A vaccine designed entirely by artificial intelligence has passed its first human trial. Not a vaccine for one virus. A vaccine for an entire family of them — SARS-CoV-2, the original SARS, and the bat-borne coronaviruses that might cause the next pandemic. It targets not the spike protein’s flashy, ever-changing costume, but the structural skeleton underneath: the parts that can’t mutate without the whole virus falling apart.
Scientists at the University of Oxford, working with an AI system developed by the startup Baseimmune, designed this thing in silico. The algorithm scanned thousands of coronavirus genomes, identified the conserved regions — the parts that remain stubbornly identical across decades of evolution — and assembled a vaccine that trains the immune system to recognize those unchanging signatures. In the Phase I trial, the vaccine was safe and generated immune responses across multiple coronavirus strains. Source
This is not how vaccines are usually made. Traditionally, you grow a virus in eggs or cells, weaken or kill it, and hope the immune system notices the right parts. Or you identify one prominent protein and make the body attack that. The mRNA vaccines were revolutionary because they skipped the cell-culture step entirely. But they still targeted a single protein — the spike — which is why the virus could dodge them with mutations. The AI-designed vaccine is different in kind: it looks at the whole family portrait and asks what never changes between sittings.

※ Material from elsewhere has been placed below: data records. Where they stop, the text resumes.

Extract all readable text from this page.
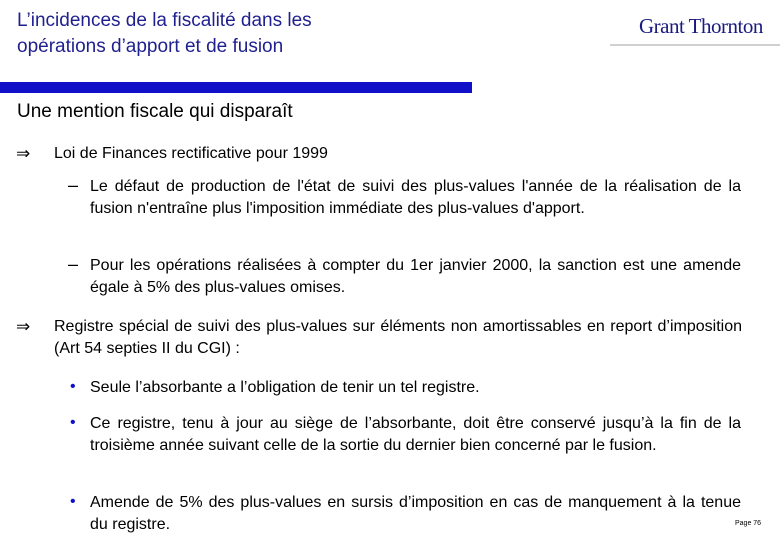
L’incidences de la fiscalité dans les
opérations d’apport et de fusion
Grant Thornton
Une mention fiscale qui disparaît
⇒ Loi de Finances rectificative pour 1999
– Le défaut de production de l'état de suivi des plus-values l'année de la réalisation de la fusion n'entraîne plus l'imposition immédiate des plus-values d'apport.
– Pour les opérations réalisées à compter du 1er janvier 2000, la sanction est une amende égale à 5% des plus-values omises.
⇒ Registre spécial de suivi des plus-values sur éléments non amortissables en report d’imposition (Art 54 septies II du CGI) :
• Seule l’absorbante a l’obligation de tenir un tel registre.
• Ce registre, tenu à jour au siège de l’absorbante, doit être conservé jusqu’à la fin de la troisième année suivant celle de la sortie du dernier bien concerné par le fusion.
• Amende de 5% des plus-values en sursis d’imposition en cas de manquement à la tenue du registre.	Page 76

There’s something quietly unsettling about this. Not the technology itself — the technology is elegant, almost beautiful in its efficiency. What’s unsettling is the inversion of roles. For decades, vaccine development was a craft: microbiologists with decades of intuition, running experiments that took years. Now an algorithm reads the genetic text of a thousand viruses and finds the pattern a human would have missed. The human still validates, still runs the trial, still signs the paper. But the design — the creative act of saying “this shape, not that one” — came from a machine.
I don’t think this is bad. I think it’s what we wanted, or what we should have wanted. The pandemic killed millions because we couldn’t move fast enough. The next one will be faster, or it will be worse, or both. A vaccine platform that can be retargeted by algorithm in weeks rather than years is not a luxury; it’s a form of insurance against civilization-scale risk.
But I also think about the asymmetry. The AI that designed this vaccine was trained on genomes that scientists around the world published, often without full compensation, always in good faith. The algorithm extracted a pattern from collective human labor and turned it into something private companies will patent. The trial was funded by institutions. The profit, if there is profit, will flow to shareholders. This is the standard model of pharmaceutical innovation, and it works. But the speed at which AI accelerates the design phase while the distribution phase remains tangled in the same old knots — that gap is going to get wider.
What strikes me most, though, is the metaphor. The vaccine targets what doesn’t change. That’s a strange thing to build a defense around. We usually prepare for what is changing: the new variant, the new threat, the new surprise. But the AI looked at a family of viruses and said, no — the real target is the constraint. The part that evolution can’t touch without breaking the whole thing. The part that is, in a sense, true about these viruses.
There’s a kind of wisdom in that. We spend so much energy reacting to the surface. The headline, the controversy, the latest mutation. Maybe there’s value in asking what doesn’t change. What is the constant underneath the noise. What is the shape that would remain even if everything else shifted.
The trial was small — forty healthy adults. The next phases will be larger, longer, harder. Most vaccine candidates fail. This one might too. But the approach, the method, the idea of targeting conservation through computation — that is already out in the world. It will be applied to flu, to HIV, to whatever comes after coronavirus. The machine has learned to look at a family of killers and find the shared weakness. The question now is whether we can build the systems — political, economic, logistical — to move as fast as the algorithms do.